Surface Pro 3 screen cracked from over-heating?
I was using my Surface Pro 3 the other day and noticed that when I typed or used the mouse, it was mysteriously slide to the left of the screen. After doing a restart I noticed when the screen was dark that there seemed to be a hair on the screen. When I went to remove the hair I noticed that there was in fact a crack on the screen! This came as a surprise as the Surface Pro has not moved for several days and I would notice such a crack.
I did some research and noticed there are a few other posts from people like Caitlin who all of sudden notice cracks in the Microsoft Surface screen without any physical damage. This has been attributed to the cheap glass Microsoft uses with the Surface. When the device become hot, the screen may crack.
Although just a minor crack it does impair the movement of the mouse to make the device mostly unusable. I did uninstall the touch screen drivers from device manager which is a temporary workaround. When you restart the device, these drivers will reinstall leaving you with a device that is very difficult to login to with phantom ghost mouse maneuvers happening all over the place.

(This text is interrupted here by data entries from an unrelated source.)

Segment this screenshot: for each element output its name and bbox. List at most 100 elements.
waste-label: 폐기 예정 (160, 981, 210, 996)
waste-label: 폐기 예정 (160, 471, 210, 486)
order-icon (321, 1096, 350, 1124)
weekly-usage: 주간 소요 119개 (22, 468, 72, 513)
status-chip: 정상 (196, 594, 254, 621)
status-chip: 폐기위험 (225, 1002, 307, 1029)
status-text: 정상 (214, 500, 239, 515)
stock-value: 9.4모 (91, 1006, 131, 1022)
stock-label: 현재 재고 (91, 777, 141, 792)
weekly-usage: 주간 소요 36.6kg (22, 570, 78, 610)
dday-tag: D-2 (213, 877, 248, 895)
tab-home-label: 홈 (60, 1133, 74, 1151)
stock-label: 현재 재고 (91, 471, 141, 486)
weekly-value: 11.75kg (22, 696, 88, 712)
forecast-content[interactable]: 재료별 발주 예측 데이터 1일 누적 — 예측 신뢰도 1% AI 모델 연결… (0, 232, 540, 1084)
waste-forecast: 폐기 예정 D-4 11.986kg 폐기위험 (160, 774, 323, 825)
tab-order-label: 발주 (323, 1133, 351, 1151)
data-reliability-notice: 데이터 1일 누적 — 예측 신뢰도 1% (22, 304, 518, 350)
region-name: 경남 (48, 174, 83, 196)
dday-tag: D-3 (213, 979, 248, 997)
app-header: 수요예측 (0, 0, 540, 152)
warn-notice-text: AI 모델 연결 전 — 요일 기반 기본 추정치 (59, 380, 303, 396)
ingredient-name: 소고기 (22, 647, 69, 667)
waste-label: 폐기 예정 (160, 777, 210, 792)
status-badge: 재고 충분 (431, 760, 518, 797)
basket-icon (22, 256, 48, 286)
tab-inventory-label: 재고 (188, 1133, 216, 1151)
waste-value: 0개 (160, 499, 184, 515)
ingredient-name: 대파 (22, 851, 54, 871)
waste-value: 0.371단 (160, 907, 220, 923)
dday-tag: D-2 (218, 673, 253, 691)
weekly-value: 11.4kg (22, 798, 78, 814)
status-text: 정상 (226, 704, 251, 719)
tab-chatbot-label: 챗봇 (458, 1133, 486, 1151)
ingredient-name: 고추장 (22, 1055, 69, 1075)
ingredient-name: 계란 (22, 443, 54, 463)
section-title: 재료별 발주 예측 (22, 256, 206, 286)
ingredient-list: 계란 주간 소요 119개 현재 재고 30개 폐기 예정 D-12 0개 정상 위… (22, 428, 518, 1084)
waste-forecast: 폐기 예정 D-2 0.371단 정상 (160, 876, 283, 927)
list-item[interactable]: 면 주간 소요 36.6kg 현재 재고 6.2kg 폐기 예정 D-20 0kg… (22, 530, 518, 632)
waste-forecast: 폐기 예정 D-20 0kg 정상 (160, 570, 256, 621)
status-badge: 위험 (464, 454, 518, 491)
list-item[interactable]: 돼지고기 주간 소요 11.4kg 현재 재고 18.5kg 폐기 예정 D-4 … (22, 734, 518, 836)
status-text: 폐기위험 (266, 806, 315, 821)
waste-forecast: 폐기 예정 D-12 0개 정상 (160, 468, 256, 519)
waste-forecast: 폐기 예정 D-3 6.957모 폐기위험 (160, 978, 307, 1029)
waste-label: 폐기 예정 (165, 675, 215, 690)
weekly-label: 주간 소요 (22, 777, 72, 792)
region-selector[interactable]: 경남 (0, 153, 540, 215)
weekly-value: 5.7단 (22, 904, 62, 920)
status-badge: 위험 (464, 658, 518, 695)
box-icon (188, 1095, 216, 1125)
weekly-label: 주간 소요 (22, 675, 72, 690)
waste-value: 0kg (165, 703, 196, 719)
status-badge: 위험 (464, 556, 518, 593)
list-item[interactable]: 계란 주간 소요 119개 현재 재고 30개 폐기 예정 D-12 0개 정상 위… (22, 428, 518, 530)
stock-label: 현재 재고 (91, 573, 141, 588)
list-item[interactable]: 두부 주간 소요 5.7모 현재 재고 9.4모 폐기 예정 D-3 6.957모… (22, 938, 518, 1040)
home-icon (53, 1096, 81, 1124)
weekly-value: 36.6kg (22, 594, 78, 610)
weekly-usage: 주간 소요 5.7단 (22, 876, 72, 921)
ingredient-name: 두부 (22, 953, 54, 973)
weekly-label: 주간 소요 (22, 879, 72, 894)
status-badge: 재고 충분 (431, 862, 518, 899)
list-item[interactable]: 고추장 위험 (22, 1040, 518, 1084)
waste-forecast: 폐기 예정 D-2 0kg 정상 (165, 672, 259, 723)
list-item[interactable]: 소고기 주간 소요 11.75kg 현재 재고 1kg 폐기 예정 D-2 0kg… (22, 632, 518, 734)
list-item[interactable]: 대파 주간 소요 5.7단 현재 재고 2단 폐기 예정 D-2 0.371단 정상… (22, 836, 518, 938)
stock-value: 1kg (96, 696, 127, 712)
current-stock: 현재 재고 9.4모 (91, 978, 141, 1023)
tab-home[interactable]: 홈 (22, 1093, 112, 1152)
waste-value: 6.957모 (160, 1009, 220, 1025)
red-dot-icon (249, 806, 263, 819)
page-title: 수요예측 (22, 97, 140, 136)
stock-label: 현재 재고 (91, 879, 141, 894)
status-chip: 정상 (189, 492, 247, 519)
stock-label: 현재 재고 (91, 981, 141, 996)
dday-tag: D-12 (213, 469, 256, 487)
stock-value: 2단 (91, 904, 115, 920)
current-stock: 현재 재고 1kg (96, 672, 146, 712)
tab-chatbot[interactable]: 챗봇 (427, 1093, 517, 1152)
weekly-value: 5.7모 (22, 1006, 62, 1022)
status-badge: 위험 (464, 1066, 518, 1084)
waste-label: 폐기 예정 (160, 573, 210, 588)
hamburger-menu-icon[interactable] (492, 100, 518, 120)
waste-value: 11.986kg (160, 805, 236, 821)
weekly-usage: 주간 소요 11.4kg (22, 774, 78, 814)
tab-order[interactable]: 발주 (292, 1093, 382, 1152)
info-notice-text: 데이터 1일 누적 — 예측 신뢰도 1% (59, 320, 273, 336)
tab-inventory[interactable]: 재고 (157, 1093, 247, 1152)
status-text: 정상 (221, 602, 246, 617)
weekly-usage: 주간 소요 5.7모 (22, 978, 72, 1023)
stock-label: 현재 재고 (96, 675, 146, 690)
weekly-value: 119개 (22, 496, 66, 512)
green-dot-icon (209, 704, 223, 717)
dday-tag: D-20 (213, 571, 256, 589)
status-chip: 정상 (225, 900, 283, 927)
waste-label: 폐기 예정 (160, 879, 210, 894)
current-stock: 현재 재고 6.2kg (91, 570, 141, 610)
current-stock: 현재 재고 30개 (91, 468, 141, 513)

My next step was contact Microsoft support with whom I usually have a good experience with. In this case they just reminded me that the device is past the one year warranty and I should fork out another $3 as the "Surface 3 is old and now we sell Surface 4." Not very helpful at all. It is a shame as the computer works really well, it is an i7 with 8 GB Ram and is a fast as any top computer available today. These short product life cycles really bother me. It is not all about the money, there is so much waste buying a new computer every year or 2 for a minor defect. This is why I stopped buying Apple products as they are experts when it comes to planned obsolescence. Too bad Microsoft has followed suit, I will NOT be buying another Microsoft device.
Microsoft have acknowledged this issue although my experience could not be further from what they say they will do in these cases. Here is the official Microsoft statement on the issue:
“The Surface Team is aware of a very small number of Surface Pro 3 Intel® Core™ i7 devices that are temporarily restarting and incorrectly showing a 'Thermometer Gauge' icon while attempting to boot up. Our investigation reveals that the system is triggering this event sooner than it should for some people, only when the device restarts, and this does not occur when the device is booted and running. We have an update that will address this that will be ready for our customers as soon as possible. The i7 version of Surface Pro 3 is a first-of-its-kind tablet delivering i7 processing power in a thin and light package. As such, the increased power calls for the fan to spin more regularly and at higher speeds – and for the unit to run slightly warmer. If customers have any questions or concerns, they should contact Microsoft Support.”